The converter can be applied to the generators produced by ImageDataGenerator. The outcome is still a generator reading the files on the fly.

train_image_gen = ImageDataGenerator(...).flow_from_directory(...)
adv_train_image_gen = convert_to_dict_generator(train_image_gen)

And nsl.keras.AdversarialRegularization models can be trained with the converted generator:

adv_model.fit(adv_train_image_gen, ...)

sayakpaul commented 4 years ago

Thanks a ton for this solution. I was able to train the adversarial model, though as you'd see in the Colab notebook I mentioned. If you have any recommendations that'd be great.

It was amazingly easy to plug NSL in and use it off-the-shelf :)

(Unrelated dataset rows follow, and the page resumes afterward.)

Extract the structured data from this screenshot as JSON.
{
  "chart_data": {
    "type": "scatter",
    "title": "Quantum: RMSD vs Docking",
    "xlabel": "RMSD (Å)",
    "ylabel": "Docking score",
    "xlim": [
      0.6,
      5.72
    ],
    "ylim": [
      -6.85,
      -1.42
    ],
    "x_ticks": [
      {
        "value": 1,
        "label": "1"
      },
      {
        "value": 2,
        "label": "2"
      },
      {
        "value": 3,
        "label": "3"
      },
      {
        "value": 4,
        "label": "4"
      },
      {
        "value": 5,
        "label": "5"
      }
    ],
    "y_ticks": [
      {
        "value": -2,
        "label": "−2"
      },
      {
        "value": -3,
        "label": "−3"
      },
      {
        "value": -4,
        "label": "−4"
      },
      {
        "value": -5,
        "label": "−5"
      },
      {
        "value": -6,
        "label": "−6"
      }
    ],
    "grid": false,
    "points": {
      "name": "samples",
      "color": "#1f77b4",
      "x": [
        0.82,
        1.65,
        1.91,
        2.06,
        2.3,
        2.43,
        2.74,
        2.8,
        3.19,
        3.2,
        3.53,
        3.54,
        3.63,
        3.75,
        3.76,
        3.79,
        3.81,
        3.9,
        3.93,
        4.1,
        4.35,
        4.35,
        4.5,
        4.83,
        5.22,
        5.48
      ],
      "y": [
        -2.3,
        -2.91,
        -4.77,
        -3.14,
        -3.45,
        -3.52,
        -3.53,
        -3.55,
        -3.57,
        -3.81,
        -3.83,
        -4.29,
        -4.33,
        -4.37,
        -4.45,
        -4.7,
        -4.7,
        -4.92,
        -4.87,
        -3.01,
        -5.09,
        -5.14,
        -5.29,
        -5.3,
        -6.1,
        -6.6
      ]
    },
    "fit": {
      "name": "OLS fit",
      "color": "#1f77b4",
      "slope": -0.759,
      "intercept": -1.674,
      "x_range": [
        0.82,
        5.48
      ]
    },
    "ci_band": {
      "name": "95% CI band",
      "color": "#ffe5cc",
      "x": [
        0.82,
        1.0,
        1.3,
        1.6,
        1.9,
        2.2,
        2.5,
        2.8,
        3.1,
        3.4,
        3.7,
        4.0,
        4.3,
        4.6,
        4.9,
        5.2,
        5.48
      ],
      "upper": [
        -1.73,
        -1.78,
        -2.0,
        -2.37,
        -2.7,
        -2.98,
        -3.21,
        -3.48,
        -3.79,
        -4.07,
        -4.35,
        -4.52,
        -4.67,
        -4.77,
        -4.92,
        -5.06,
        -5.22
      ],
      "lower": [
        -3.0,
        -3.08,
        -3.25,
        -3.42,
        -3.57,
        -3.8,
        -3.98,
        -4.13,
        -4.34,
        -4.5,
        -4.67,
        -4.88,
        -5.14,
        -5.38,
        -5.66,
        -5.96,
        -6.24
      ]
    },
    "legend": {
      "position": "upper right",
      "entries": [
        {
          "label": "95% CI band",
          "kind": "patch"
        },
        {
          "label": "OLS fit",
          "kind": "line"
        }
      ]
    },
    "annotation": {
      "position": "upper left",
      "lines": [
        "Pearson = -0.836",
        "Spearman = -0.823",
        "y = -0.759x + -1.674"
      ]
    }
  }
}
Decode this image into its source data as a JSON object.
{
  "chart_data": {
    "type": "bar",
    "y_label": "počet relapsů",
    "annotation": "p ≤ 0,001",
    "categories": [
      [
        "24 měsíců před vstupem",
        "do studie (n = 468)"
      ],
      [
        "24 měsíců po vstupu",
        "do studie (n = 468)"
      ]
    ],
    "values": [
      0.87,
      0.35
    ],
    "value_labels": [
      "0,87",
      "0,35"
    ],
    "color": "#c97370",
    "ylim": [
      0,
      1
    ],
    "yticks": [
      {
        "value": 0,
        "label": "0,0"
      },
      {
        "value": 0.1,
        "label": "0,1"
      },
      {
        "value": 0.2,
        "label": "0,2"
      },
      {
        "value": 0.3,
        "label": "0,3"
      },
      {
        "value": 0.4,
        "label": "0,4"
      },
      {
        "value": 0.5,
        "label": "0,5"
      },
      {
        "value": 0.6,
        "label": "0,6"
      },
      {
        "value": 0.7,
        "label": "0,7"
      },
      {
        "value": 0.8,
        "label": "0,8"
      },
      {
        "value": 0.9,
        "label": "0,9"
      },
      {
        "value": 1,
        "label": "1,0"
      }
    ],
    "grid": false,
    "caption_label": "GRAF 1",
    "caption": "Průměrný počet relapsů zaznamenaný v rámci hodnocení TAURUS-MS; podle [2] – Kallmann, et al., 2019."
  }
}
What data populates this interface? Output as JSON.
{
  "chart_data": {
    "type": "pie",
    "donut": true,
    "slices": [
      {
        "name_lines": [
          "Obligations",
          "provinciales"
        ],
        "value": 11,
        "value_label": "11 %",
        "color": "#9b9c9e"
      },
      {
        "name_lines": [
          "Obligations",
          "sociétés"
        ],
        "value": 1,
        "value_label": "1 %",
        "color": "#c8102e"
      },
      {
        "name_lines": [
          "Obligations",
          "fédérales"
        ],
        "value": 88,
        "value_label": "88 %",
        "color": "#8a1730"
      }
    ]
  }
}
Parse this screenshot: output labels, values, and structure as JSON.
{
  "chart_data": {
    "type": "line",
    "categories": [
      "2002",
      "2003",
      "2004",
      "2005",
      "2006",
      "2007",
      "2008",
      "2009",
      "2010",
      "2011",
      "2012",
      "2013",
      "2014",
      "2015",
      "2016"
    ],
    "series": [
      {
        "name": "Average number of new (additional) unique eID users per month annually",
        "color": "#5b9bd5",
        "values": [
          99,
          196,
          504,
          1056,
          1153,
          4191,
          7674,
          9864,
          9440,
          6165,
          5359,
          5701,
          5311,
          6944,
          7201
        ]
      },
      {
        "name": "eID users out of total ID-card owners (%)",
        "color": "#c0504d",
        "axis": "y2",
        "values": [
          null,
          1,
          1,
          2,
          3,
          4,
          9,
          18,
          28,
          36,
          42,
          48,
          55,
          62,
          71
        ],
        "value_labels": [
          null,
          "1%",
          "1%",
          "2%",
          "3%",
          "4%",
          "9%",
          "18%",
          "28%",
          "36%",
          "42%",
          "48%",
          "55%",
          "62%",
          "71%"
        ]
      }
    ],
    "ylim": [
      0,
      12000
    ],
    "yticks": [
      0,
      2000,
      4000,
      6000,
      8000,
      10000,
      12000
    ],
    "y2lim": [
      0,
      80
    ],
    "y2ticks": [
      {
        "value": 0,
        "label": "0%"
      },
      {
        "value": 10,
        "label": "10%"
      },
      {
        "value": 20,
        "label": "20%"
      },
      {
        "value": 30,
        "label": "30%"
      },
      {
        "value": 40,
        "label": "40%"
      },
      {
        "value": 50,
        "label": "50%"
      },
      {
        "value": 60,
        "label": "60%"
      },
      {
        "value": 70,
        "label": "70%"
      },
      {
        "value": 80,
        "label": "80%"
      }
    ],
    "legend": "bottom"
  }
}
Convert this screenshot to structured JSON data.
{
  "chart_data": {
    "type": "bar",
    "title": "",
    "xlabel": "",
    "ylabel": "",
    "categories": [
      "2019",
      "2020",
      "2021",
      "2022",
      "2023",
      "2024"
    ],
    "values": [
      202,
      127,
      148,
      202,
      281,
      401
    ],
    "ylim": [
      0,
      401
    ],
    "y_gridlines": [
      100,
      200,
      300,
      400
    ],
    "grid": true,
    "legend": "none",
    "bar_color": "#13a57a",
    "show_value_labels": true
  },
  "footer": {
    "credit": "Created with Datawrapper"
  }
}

Additionally, I would appreciate having some more explanation around this (comes from this tutorial):

Why is the base model of interest here?

csferng commented 4 years ago

Thanks, Sayak.

We generate adversarial examples from the base model because it is the model in the beginning that we would like to identify vulnerability on and improve upon. Besides this kind of "white-box" attack, we also have vision to explore other adversarial methods including gray-box (transfer) attacks and black-box attacks.

sayakpaul commented 4 years ago

Wow! Thanks for providing more explanations.

Do you mind giving a quick look at the deck I would prepare for the talk I mentioned above? That'd be really helpful. If not I can definitely respect your schedule :)